L’idée de créer vient souvent d’un besoin non comblé, d’une envie non rassasiée. L’adage selon lequel nous ne sommes jamais mieux servis que par nous-mêmes prend dès lors tout son sens. Portrait de Lydia Bahia, fondatrice de la Seine & Moi.

Dès sa tendre enfance, la jeune Lydia promène un œil avisé sur la mode et le vestiaire féminin en particulier. Après la vue vient le toucher : elle ballade ses doigts sur le cuir, tour à tour lisse ou grainé, des vêtements vendus par ses parents. Quelques années plus tard, à l’heure du choix académique, la jeune femme renonce à l’héritage familial, et délaisse le cuir pour la Cour. Elle entame ainsi des études de droit puis de journalisme. En 2014, alors qu’elle arpente tranquillement le cours de sa vie, un sifflement vient bourdonner à son oreille. La culpabilité confessée d’une amie à porter le vison blanc hérité de sa grand-mère. Lydia s’informe sur ce monde qu’elle connaît finalement peu. Ses yeux velours saignent alors devant les vidéos insoutenables de l’association L214, connue pour ses dénonciations choc. Désormais extralucide sur le manque de traçabilité et la maltraitance animale, la jeune femme cherche alors une alternative, en vain. Mais elle ne s’avoue pas vaincue. Elle reprend du poil de la bête et se fait confectionner la fausse fourrure de ses rêves qui viendra réchauffer ses épaules une fois l’hiver durablement installé. C’est enveloppée dans cet écrin de douceur qu’elle part arpenter la ville de New York quelques jours. La grosse pomme est alors croquée par des flocons vivaces. Sous cette tempête de neige, la jeune femme se fait arrêter à chaque coin de rue pour connaître l’origine de son beau pelage. Quelques semaines plus tard, elle part crapahuter dans Londres, toujours parée de sa coquille duveteuse, qui ensorcelle à son tour les anglaises.
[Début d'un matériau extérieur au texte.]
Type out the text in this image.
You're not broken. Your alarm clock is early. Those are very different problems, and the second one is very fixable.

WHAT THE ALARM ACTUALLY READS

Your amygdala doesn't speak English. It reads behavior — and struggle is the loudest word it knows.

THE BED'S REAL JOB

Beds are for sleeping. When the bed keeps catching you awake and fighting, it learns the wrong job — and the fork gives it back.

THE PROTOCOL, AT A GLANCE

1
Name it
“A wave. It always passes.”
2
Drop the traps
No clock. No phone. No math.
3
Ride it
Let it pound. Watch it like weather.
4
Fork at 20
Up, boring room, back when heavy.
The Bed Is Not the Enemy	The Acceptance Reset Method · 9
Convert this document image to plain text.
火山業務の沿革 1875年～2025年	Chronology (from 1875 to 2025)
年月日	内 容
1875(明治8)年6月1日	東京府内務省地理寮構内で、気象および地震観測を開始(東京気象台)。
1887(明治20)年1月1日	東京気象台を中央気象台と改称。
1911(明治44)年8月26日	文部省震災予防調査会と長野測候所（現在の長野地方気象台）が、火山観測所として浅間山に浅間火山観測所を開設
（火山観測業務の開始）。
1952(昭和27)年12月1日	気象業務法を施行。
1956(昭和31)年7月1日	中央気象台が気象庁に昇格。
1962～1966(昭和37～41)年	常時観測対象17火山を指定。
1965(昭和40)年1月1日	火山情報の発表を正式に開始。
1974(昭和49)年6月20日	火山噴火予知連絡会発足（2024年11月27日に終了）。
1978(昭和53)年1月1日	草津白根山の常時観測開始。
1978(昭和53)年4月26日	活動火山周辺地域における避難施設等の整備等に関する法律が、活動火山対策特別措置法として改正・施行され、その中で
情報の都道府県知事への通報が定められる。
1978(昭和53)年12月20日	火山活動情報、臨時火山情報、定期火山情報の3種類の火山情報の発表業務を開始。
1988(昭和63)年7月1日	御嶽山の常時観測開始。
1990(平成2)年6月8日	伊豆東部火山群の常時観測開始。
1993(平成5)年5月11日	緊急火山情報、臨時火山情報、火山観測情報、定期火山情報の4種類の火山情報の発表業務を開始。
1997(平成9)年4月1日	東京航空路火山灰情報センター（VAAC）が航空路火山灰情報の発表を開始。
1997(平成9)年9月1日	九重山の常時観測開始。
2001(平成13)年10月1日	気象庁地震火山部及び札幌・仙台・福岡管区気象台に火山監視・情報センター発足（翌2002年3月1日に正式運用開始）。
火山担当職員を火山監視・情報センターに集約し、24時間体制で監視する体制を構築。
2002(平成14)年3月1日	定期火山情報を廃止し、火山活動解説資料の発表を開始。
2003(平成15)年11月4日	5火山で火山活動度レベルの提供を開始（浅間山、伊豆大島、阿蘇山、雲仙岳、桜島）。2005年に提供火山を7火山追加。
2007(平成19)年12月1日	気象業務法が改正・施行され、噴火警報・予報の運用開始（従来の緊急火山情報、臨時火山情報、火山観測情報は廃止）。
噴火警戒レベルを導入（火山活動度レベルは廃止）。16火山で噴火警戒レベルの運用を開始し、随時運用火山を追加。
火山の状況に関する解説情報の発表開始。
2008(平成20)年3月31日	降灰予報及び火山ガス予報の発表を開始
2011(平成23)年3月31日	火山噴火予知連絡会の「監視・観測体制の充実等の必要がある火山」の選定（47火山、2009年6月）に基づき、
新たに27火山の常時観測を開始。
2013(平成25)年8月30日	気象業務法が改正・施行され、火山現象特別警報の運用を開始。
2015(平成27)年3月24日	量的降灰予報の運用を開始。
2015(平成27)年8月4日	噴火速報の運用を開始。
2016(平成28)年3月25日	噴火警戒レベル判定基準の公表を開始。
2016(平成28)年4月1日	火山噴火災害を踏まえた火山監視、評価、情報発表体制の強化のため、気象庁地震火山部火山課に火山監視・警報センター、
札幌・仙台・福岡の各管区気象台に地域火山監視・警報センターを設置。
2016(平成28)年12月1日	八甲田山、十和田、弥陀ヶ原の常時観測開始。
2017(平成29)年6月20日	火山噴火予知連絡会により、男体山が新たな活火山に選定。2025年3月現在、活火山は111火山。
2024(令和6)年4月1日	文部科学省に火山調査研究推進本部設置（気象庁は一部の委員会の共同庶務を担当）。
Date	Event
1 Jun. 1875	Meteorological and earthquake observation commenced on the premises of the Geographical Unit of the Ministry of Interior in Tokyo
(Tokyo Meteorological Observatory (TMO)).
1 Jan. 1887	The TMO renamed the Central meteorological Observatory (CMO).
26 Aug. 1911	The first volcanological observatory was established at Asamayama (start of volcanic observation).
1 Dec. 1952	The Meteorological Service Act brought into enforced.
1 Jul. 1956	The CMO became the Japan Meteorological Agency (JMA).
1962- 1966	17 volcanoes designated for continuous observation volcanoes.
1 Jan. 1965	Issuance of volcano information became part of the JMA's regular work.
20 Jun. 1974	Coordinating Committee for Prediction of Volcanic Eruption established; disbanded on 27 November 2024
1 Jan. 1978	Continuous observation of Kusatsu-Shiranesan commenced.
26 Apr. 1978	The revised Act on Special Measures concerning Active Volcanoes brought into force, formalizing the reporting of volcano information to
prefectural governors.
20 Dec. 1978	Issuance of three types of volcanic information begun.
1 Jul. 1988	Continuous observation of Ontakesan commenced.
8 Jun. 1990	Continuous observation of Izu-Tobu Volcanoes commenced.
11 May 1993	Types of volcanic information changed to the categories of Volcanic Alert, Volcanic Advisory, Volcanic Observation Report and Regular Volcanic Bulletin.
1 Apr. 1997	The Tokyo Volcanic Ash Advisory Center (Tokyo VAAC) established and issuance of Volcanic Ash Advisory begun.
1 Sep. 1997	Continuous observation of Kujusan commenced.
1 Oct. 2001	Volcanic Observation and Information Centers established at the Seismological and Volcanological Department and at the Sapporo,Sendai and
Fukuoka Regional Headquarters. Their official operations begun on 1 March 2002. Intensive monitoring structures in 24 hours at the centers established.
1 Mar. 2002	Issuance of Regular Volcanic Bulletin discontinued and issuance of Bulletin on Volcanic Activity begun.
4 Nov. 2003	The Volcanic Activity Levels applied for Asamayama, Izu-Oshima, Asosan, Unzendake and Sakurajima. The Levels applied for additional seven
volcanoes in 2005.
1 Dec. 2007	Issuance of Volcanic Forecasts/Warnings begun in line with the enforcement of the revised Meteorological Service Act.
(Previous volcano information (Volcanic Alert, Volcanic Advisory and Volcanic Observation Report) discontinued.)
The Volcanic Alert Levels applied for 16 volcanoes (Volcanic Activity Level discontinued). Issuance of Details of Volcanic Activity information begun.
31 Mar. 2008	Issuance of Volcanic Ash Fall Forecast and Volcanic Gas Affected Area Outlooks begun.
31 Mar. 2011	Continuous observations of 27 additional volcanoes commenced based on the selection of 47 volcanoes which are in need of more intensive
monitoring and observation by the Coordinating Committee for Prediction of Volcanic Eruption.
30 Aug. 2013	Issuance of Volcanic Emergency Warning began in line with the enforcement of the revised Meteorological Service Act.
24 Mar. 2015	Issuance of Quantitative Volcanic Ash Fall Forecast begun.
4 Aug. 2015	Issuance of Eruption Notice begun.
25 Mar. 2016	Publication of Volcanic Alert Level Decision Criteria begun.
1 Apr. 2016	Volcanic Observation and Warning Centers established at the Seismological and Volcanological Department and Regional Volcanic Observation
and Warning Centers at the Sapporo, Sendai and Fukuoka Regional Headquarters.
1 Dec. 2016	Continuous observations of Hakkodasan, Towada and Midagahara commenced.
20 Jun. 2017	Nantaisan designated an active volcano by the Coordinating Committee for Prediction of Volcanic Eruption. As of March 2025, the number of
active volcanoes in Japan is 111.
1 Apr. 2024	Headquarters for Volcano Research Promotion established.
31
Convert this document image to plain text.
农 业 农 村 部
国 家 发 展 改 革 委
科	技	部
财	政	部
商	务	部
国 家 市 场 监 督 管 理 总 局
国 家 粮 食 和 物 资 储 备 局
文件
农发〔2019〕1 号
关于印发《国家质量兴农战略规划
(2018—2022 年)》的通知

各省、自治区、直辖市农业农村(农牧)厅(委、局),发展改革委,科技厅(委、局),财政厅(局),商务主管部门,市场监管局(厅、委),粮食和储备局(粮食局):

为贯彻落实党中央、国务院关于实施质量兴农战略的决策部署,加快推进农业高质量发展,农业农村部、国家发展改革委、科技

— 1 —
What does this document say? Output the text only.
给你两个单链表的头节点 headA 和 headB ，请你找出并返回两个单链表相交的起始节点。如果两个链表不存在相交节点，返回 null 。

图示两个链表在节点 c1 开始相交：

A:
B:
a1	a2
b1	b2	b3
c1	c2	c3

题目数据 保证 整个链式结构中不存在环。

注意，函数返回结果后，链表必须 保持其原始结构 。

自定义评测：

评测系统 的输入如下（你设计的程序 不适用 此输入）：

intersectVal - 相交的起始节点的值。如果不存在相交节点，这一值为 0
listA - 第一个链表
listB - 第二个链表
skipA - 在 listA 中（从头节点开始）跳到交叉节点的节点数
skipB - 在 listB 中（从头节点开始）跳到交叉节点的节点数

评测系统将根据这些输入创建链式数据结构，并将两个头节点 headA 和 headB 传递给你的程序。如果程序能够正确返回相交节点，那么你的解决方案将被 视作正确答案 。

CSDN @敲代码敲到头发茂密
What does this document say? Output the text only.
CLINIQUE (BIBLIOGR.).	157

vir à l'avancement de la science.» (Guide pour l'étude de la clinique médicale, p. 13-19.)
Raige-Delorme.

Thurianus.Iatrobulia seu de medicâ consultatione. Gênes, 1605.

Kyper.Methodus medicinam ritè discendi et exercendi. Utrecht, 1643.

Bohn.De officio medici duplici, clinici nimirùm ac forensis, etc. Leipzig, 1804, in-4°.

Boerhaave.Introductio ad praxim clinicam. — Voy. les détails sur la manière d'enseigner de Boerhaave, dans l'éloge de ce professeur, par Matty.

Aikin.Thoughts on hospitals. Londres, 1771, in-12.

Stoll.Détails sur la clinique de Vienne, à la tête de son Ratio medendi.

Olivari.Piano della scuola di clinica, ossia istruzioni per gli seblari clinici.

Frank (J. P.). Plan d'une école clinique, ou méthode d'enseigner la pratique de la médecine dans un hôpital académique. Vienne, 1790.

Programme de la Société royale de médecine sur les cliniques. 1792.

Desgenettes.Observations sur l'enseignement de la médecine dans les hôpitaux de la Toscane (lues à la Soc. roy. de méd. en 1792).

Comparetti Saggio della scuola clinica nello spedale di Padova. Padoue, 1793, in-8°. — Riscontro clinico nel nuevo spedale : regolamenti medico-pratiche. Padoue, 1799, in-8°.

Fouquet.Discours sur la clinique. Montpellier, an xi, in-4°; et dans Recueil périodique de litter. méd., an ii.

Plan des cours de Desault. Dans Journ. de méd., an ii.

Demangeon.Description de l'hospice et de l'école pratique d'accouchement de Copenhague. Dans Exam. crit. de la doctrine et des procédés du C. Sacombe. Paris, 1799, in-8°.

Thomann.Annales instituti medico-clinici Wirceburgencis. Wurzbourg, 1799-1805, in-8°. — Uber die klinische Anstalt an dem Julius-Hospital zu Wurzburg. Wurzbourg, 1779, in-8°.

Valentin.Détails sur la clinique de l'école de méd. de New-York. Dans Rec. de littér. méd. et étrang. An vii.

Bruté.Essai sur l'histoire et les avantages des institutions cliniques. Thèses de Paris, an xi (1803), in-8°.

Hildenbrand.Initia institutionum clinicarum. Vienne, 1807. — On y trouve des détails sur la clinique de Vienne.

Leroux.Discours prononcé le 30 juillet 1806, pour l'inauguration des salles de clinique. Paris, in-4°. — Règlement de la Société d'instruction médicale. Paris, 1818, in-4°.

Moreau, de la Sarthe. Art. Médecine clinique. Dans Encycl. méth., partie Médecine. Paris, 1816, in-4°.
Tout doucement, la mode lui refait la cour. Lydia décide alors de prendre le monde de la fourrure à rebrousse-poil et dépoussiérer le genre. De retour dans l’hexagone, la jeune femme, aidée de son père, se met à la recherche des meilleurs façonniers et des plus belles matières qui donneront naissance à ses produits. Cette quête va finalement s’étendre à deux longues années. Au printemps 2016, une première collection de dix pièces voit enfin le jour. Alors qu’il est temps de trouver le nom de cette nouvelle aventure, Lydia observe la Seine qui ondule sous ses yeux et défile sous ses pieds lorsqu’elle enjambe chaque matin la rive droite pour la gauche.
Ce sera La Seine & Moi. Un hommage à cette étendue d’eau qui fait scintiller la ville lumière une fois la nuit tombée, mais aussi, à bien y regarder, un clin d’œil à son homonyme qui a toujours accordé sur son plancher une place de choix à la fourrure et enfin, douce allusion à la chanson d’une interprète paradisiaque, incarnation de la touche française à l’étranger.
Manteaux, pardessus, toques ou manchons, ses fourrures sont entièrement réalisées à la main. Des doigts de fées tissent la matière première en empruntant la même technique que pour la vraie, à la seule différence qu’hermines, renards, lapins et loutres peuvent dormir sur leurs oreilles, l’acrylique est la seule à se faire tirer le poil ! Récompense et reconnaissance ne se font pas attendre : la Seine et Moi reçoit le prix PETA de la meilleure marque de fausse fourrure, joli tremplin pour la jeune femme. Depuis, la presse féminine a mis sur papier glace les chaudes fourrures de Lydia et les clientes arborent fièrement leurs pelages lustrés, reléguant au placard les vraies fourrures de leurs aïeules pour embrasser leurs idéaux. Elles s’aiment comme ça, avec la Seine & Moi.